Performance, latencies and configuration
Latency times and their measurability
As described under Execute AI model, the total execution time or total latency of an AI model on the TwinCAT Machine Learning Server consists of different time components.

The "model execution time" shown in the figure above can be divided into three parts:
- ADS communication between PLC and server
- Server overhead (receiving data, processing and forwarding to the execution unit)
- Model inference time
In addition, there is the time delay caused by the cyclic code execution of the PLC, which is indicated in the figure above as "waiting for next cycle".
The FB_MlSvrPrediction has a structure stLatencyMonitor of type ST_LatencyMonitor as output. This includes the elements:
nInferenceLatency
: Describes the pure model inference runtime.nServerLatency
: Describes the server overhead.nCommunicationLatency
: ADS communication + "waiting for next cycle"
The data is determined in milliseconds and is measured and updated with each inference.
Configuration options and latency effects
Reduction of the model inference runtime
You can reduce this proportion by providing more computing resources for the TcMlServer. If the Execution Provider is set to CPU, the TcMlServer uses the CPU computing resources available in user mode for inference. Please note that cores isolated from TwinCAT are not available to the user mode and that shared cores with TwinCAT are only partially available to the user mode. The TcMlServer also shares resources with other User Mode applications, such as the TwinCAT HMI Server, the TwinCAT Scope Server and others. Please also observe the instructions when using CPUs with hybrid architecture.
If you have the option of running the calculation on a GPU, you can set it to Tesla Compute Cluster (TCC) mode (for Windows operating systems). NVIDIA® TCC mode is an operation mode for NVIDIA® GPUs that disables the graphics output and optimizes the GPU exclusively for computing tasks. This means that the GPU is only available for dedicated computing operations. The TcMlServer can then execute inferences on the GPU without competing processes. Details on the TCC mode can be found here: System configuration for GPU operation.
Reduction of server overhead
The part of server overhead is usually negligible. The other parts should rather be minimized. The server uses the CPU computing capacity of the user mode for the necessary actions.
Reduction of ADS communication latency
To minimize ADS communication latency, it is recommended to install the client and the server on the same IPC. This means that ADS communication is handled locally on the device using the main memory. Latency increases considerably with remote ADS communication via the network.
An important factor is the communicated data size. In the case of image processing models, the image size in particular must be considered as an input to the model. The Resize operation can be a decisive factor here. You can execute this in the PLC before the Predict call or insert it as an ONNX operator in the ONNX. The Resize operator, executed on the GPU with the TwinCAT Machine Learning Server, is executed faster than on the CPU with the TwinCAT Vision function, but the difference in ADS communication can be significant.

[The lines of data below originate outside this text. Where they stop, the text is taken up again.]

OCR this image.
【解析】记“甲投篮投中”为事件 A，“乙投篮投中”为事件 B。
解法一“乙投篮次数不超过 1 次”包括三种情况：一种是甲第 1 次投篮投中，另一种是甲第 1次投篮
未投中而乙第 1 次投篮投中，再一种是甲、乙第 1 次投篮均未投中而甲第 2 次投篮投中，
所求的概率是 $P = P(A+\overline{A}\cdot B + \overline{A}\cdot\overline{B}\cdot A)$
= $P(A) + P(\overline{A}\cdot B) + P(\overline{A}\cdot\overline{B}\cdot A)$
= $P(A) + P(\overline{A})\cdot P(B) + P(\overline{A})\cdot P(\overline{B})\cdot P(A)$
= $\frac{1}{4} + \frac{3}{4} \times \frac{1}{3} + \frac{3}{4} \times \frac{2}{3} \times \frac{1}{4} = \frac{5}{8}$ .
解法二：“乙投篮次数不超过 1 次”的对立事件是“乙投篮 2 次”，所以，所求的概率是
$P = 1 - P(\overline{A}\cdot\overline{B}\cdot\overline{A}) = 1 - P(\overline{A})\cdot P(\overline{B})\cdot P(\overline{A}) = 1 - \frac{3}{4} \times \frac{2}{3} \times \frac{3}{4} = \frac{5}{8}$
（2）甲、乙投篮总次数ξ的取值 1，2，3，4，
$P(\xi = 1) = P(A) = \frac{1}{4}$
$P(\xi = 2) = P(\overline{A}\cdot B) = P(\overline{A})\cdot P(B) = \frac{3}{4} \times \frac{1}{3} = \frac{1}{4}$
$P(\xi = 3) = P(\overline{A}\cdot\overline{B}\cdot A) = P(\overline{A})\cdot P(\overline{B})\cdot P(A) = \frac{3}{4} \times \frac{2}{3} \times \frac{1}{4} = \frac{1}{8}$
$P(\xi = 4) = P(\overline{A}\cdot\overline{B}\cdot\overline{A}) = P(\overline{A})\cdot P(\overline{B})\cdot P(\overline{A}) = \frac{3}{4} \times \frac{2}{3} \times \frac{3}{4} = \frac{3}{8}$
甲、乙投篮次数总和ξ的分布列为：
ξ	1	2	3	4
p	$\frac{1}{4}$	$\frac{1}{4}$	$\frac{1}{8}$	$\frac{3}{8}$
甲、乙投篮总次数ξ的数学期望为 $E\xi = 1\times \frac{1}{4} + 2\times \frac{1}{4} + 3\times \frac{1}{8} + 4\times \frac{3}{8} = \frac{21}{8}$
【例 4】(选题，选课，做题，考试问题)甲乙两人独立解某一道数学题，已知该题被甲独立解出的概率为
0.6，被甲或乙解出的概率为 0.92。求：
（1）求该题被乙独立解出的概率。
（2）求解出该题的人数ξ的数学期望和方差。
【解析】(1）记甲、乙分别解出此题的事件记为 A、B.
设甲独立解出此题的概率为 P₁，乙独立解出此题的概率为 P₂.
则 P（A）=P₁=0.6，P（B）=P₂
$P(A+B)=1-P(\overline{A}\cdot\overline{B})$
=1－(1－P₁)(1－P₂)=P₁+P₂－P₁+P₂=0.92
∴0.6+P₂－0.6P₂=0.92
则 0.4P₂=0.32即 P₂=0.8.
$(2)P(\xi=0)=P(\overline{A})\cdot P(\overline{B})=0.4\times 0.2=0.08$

Reduce the waiting time until the next cycle
You can only shorten this latency by reducing the task cycle time. A short cycle time means that you check at short intervals whether the result is available from the server. This may compete with other states of the PLC program that require longer runtimes. It may be useful to run the Predict call in another, faster task.
Configuration of the TcMlServer on CPUs with hybrid architecture
On hybrid architectures with both performance and efficiency cores, the TcMlServer only works on one core type to minimize latency jitter. By default, the TcMlServer only works on performance cores that are available to the user mode of the IPC.
The preferred core type will be changed in the server configuration file. This can be found under C:\ProgramData\Beckhoff\TwinCAT\Functions\TF38xx-Machine-Learning\TcMlServer\config\server\server.json
. The behavior of the TcMlServer can be changed by manipulating the entry e_core_preference_in_hybrid_architecture
.
Only use P cores (default): "e_core_preference_in_hybrid_architecture": false
Only use E cores: "e_core_preference_in_hybrid_architecture": true
Changes to the server configuration only take effect after a server restart.
If none of the configured core types are available, the TcMlServer falls back to the available ones and acknowledges the fact with a warning in the log file.